Cazard looked at her, “And went back into the mountain? It has to be someone else.”
            Orvar scoffed, “There was one who escaped from that expedition, he probably replaced the torch on his way out, is that so hard to believe?”
            Cazard stuck his head through the open gateway, inspecting the walls cautiously. “Maybe. I’m a little more concerned with the part where he’s the only one who escaped.”
            Padavae looked at Orvar “You know what happened to the expedition here? Anything useful we should know?”
            “Yes. I was there when the expedition left Malan Tael. It was a party of about two-dozen men led by Lord Perel of Kalevala. They were tough men. A few weeks later a messenger returned with the news. A young squire had escaped but had died of his wounds before he could say much. The majority of what he said was babble. He talked about demons and monsters, traps of flame and pitfalls. But it’s hard to say what was real and what wasn’t. All we can be sure of is that there is something down here that can kill an armed party of battle hardy men and drive a boy insane.”
            “Oh, is that all?” Cazard said dryly.
            Padavae brushed past him. The sections of chain holding them all together rattled. “It doesn’t matter, we have to move forward. There’s nothing here.”
            She moved out into the passageway. The rough stone brick appeared yellow and sinister in the torchlight. The others followed silently.
            The passageway ran straight from the gated entrance for a few dozen feet and then made an abrupt left. The walls remained featureless and bleak.
            Fiorra, her eyes drooping, faltered, and the chains rattled loudly.
            Orvar glanced back, “We need to rest before we move too far. We don’t know what we’re going to run into.”
            Padavae tugged on the chain. “We can’t stop now, we need to find food and water.”
            The passageway made another turn, this time to the right. The torchlight revealed that this section of the hall had small shelves cut into the walls every few feet. They were all empty. The hallway disappeared into the dark beyond the torchlight.
            “Why is this place even here? Who goes to all the trouble of building inside the tallest mountain in the world?” Cazard grumbled.
            Orvar laughed softly. “Well, that’s what the emperor wants to find out, which is why we’re stuck down here. I’m less worried about the why and more about how to get out of here. The guard captain said that there is supposed to be an exit further down. He could be wrong, but he wouldn’t lie to us. The only reason to send us down here is if they truly believe we can show them the way in from the bottom.”

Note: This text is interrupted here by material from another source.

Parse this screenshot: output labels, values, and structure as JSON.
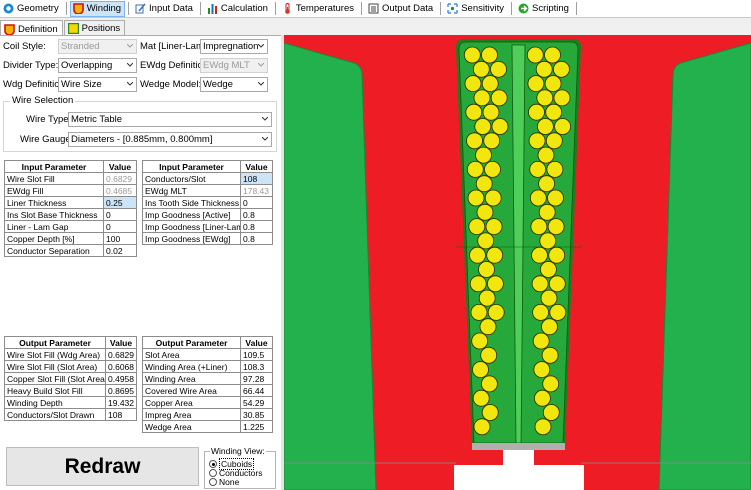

            The passageway ended, emptying them into a small chamber. A short, wide pedestal occupied the center of the room. There was a small pool of water in a stone basin near the wall. There was another gate on the far side of the chamber. A wheel stuck out of the wall next to it.

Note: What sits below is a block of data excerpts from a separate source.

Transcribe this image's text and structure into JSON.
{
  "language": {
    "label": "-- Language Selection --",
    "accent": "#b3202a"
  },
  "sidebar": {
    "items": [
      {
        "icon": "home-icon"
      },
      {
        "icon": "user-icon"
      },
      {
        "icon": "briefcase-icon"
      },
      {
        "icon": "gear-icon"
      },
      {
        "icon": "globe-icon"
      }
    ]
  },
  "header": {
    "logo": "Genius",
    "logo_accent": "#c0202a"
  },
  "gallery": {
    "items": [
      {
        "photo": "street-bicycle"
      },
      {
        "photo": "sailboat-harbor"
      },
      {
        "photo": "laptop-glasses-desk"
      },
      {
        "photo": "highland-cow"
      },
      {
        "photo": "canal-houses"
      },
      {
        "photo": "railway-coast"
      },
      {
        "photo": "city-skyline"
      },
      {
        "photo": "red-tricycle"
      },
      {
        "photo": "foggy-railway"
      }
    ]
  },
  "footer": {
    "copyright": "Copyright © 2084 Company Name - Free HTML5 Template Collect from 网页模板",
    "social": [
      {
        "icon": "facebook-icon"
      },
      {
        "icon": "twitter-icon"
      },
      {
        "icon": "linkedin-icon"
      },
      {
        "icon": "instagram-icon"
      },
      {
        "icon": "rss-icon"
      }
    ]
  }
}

            Orvar looked around, automatically noting the defensibility of the position. “We have to stop here. Fiorra will be a dead weight on the end of the chain if we don’t. There’s water here and we have no way to carry it. I haven’t slept since night before last and I know it’s been longer for Fiorra.” Padavae looked as if she was going to protest again but he could see the exhaustion in her eyes too.
            Cazard crossed his arms “Fine, what about some food?”
            Padavae surveyed the room and spotted some dark spots on the wall near the basin. She walked over and plucked one off the wall. She held her hand out to Cazard.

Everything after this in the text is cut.